Light Breaks in New Mexico

danielConsaulAlthough the case doesn’t involve shaken baby syndrome, a  decision last week by the New Mexico Supreme Court addresses a fundamental issue in shaking cases, the reliability of expert medical opinion in child abuse prosecutions.

The decision freed Daniel Consaul, convicted in 2008 of “intentional and negligent child abuse resulting in great bodily harm to an infant,” for what the local child abuse team had concluded was the intentional suffocation of his 10-week old nephew Jack. The court vacated Consaul’s conviction “with prejudice”—meaning he cannot be re-tried—citing insufficient evidence. The opinion notes in the introduction:

Child abuse prosecutions are unusual in that sometimes medical-opinion testimony provides the only evidence that a wrongful act occurred or that the accused committed a wrongful act…
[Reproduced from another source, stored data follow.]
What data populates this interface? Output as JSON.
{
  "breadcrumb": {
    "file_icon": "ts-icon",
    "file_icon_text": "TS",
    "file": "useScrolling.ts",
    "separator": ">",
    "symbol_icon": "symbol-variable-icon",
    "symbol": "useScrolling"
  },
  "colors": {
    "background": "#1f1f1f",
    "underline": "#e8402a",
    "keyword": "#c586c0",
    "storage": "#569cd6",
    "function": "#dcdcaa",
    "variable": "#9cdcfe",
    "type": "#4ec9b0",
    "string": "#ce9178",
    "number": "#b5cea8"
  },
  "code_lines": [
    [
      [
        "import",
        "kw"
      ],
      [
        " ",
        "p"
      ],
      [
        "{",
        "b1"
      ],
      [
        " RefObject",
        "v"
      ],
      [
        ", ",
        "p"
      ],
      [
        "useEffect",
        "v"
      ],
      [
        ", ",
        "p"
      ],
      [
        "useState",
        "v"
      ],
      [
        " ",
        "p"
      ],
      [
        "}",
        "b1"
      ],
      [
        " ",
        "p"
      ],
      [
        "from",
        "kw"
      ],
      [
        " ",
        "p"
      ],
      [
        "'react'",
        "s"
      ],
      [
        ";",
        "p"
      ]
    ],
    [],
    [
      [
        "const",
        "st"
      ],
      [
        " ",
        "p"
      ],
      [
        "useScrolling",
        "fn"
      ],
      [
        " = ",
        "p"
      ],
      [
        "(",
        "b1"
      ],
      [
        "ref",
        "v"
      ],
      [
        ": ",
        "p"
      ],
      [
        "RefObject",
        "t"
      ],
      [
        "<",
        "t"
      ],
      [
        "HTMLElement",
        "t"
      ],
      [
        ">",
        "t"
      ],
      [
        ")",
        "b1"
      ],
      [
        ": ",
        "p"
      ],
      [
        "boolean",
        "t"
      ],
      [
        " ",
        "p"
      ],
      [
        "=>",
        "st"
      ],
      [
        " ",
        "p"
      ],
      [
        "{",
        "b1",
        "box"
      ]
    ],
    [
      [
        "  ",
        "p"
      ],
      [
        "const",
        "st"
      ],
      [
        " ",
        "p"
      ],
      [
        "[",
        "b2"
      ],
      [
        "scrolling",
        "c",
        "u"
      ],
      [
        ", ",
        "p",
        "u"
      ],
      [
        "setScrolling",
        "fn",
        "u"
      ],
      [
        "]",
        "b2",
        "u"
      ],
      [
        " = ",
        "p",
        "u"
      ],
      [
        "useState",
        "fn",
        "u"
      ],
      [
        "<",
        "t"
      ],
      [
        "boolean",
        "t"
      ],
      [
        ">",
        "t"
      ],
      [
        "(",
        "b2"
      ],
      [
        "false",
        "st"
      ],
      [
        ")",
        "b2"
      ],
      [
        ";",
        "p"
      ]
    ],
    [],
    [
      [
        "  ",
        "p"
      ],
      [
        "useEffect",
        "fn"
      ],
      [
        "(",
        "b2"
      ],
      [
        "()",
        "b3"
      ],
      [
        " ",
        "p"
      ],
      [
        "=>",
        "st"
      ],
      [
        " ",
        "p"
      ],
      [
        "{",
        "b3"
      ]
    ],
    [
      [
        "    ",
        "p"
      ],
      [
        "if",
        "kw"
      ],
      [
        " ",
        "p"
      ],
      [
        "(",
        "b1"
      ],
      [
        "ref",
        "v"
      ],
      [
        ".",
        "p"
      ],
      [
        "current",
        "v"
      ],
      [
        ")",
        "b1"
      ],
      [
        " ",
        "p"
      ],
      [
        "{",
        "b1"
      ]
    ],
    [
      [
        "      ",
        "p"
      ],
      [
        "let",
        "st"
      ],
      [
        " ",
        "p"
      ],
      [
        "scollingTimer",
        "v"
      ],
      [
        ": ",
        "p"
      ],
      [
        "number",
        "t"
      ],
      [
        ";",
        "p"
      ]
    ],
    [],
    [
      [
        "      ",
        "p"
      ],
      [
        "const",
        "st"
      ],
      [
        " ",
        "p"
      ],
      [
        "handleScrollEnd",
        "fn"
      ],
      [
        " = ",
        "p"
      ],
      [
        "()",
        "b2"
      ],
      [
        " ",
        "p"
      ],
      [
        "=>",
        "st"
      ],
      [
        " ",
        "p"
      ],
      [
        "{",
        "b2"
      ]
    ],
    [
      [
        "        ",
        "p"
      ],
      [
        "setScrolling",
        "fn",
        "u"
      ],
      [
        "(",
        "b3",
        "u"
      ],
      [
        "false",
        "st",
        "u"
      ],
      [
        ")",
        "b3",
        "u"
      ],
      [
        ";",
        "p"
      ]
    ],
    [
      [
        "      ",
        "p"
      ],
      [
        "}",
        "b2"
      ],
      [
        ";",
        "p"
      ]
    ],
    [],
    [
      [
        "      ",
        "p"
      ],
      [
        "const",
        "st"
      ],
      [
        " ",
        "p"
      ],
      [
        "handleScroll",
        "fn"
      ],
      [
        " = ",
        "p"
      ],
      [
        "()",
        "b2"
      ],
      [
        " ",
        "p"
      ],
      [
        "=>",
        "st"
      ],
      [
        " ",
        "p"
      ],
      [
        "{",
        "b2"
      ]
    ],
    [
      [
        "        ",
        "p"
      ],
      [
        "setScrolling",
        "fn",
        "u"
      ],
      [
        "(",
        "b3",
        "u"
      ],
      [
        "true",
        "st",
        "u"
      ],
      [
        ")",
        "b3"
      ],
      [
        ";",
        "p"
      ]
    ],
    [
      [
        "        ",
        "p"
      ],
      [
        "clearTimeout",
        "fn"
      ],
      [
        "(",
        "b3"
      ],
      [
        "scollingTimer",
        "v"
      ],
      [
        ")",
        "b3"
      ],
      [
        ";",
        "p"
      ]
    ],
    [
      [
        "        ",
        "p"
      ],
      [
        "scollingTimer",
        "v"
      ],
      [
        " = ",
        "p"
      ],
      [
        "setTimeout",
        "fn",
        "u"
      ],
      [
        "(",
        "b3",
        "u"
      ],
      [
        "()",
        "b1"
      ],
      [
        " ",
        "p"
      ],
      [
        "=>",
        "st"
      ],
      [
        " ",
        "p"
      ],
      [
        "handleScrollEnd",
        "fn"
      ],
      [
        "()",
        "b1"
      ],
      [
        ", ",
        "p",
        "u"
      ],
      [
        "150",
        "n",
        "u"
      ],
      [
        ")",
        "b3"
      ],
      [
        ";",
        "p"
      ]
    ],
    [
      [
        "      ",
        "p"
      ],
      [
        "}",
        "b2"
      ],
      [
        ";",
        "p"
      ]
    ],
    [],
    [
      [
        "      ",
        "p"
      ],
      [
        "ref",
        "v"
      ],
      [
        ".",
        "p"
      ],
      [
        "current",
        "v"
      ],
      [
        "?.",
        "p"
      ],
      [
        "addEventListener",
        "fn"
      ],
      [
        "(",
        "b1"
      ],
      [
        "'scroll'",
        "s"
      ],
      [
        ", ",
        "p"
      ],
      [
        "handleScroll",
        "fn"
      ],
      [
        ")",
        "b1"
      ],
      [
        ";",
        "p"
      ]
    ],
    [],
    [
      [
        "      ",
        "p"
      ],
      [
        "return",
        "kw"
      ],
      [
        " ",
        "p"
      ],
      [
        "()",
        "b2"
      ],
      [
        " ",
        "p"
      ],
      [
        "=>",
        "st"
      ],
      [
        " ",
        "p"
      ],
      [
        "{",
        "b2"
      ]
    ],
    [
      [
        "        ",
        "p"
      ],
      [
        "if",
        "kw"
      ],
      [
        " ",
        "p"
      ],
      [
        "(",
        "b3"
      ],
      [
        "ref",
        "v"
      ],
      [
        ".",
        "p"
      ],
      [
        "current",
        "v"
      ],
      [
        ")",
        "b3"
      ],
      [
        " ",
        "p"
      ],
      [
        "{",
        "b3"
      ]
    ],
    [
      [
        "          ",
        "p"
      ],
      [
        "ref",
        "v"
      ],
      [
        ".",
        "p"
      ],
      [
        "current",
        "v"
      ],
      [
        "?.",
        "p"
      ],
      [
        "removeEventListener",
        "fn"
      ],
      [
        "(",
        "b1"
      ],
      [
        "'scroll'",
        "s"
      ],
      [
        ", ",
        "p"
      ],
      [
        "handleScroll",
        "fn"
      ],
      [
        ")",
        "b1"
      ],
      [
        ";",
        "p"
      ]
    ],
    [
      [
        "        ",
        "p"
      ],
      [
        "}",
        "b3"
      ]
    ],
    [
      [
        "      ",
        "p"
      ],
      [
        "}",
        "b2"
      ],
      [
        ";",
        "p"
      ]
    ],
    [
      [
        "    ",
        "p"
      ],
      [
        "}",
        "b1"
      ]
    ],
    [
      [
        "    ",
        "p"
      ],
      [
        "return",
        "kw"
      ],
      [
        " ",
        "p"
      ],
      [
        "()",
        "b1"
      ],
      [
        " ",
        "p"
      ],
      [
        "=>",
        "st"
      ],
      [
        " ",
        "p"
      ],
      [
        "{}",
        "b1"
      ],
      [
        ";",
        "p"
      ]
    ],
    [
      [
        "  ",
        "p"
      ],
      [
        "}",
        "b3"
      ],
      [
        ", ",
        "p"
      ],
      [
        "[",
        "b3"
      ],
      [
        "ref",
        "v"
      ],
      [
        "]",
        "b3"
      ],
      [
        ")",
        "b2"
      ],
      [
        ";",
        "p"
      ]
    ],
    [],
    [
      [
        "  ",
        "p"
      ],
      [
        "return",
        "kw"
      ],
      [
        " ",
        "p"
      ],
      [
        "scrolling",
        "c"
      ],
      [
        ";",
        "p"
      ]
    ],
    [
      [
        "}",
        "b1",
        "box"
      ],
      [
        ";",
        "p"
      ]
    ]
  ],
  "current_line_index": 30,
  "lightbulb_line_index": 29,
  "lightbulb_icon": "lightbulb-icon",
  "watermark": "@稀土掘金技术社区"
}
Our review here focuses on whether this expert testimony alone—testimony in this case based solely on a deduction from an absence of other causes that a certain event likely occurred—is sufficient to support a criminal conviction

Consaul lived with his sister and her baby, and had been caring regularly for the boy since his birth. He told detectives he had checked on his nephew at 1:30 in the morning after hearing the child cry out and found that Jack had vomited and seemed stiff. He called his sister at work, and with a neighbor they took the baby to the hospital in Las Cruces, where the boy arrived shivering and lethargic but breathing and “appropriately responsive.” Unsure of the underlying problem, doctors administered fluids and performed lab tests. A few hours later, Jack was airlifted to the University of New Mexico Hospital, where he began seizing. CT scans then revealed brain swelling apparently triggered by insufficient oxygen.

swaddle

From the Mayo Clinic swaddling instructions

In his first police interview, Consaul said he had swaddled Jack and placed him in his crib that night at about 11:30 pm. He did not specify the position, and the police did not ask. In a more pointed interview the following day, he said he had swaddled the boy more tightly than usual and laid him face-down in his crib. He conceded he was frustrated with Jack’s crying. The subsequent indictment charged that Consaul had endangered his nephew ‘s life and health “by swaddling Jack …tightly and leaving him unattended for an extended period of time.” At trial, the prosecution also argued that Consaul had intentionally suffocated the boy.

Refreshingly, the judges made a careful examination of the Child Abuse Response Team (CART) report that informed that conclusion, writing:

While proof beyond a reasonable doubt is not required for admissibility of an opinion, it is essential to support a jury’s finding of guilt. As a reviewing court, we must decide whether a reasonable jury could “reason” from the available evidence to the point of finding guilt beyond a reasonable doubt.

In this case, there was no substantial evidence pointing to Daniel’s guilt other than whatever could be said of the medical testimony, and when that evidence is analyzed, it falls short of establishing proof beyond a reasonable doubt.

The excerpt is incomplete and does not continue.